One of the ways to mitigate this is to turn the coalescing unit off but this leads to 178% performance drop which increases as plaintext size increases. Other better solutions include random coalescing or some software solutions. In random coalescing, the coalescing unit randomly selects some of the addresses to not combine. This has low performance overhead but improves the security. Another software solution may include ensuring that the ciphertext is always produced after a fixed amount of time so that no timing-based side channel attack can be performed.

GPUs — Reliability

GPUs suffer with low reliability. Errors induce easily in GPU cores. Some errors include soft errors — High energy radioactive particles cause but flips. Other maybe permanent and other faults. This leads to Silent Data Corruption and hence incorrect outputs. If the system hangs or crashes due to these errors, one may need to run the application again. Long-running applications like various large scale models for AI/ML etc. are severely impacted by these kind of errors. Silent Data Corruption in critical applications may cause serious issues.

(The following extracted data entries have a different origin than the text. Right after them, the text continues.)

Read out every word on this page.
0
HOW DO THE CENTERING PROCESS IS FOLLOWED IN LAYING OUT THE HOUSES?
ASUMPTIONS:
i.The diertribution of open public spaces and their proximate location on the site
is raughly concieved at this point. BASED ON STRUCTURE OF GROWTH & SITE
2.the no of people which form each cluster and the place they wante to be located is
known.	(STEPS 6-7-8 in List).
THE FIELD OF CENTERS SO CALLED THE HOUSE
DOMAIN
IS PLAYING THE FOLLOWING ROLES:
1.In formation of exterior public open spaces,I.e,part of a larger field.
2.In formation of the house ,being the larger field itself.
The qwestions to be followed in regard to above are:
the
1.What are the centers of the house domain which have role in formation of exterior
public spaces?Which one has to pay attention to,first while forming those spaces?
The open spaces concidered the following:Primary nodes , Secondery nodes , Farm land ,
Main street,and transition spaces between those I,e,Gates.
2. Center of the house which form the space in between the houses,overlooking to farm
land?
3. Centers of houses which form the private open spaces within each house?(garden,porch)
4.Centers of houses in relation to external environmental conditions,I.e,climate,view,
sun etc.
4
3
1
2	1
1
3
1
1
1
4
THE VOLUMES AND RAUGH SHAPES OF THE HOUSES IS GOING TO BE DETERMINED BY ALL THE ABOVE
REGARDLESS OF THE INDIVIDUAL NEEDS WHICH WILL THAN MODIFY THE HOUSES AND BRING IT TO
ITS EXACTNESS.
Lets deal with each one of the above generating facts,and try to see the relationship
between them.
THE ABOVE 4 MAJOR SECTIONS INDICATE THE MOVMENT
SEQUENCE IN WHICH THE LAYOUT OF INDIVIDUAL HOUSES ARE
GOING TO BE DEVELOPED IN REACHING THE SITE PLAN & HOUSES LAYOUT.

To make GPUs more reliable, various protection mechanisms are used which include:

  • Error Checking and Correction (ECC) Single Bit error correction and double bit error detections
  • Selective re-computation
  • Duplication/Triplication
  • Checkpointing

Most of the available ways are costly and not that effective. One of the way is to protect only certain fractions of memory instead of all the memory. Protecting only Hot Memory(i.e. Highly accessed/shared memory fractions) can make GPUs more reliable and help keep the cost of Error Correction or Checking low. Source Code profiling can help to identify these hot memory regions. A simple and easy way to protect the memory is duplication.

Conclusion

GPUs are good for providing high throughput but at the same time, GPUs still need a lot of work to improve their scalability, reliability and security. Reliability and Security are very important aspects and need to be fixed for better growth of GPU industry. We need solutions which don’t slow the GPUs a lot but keep them reliable and ensure data security.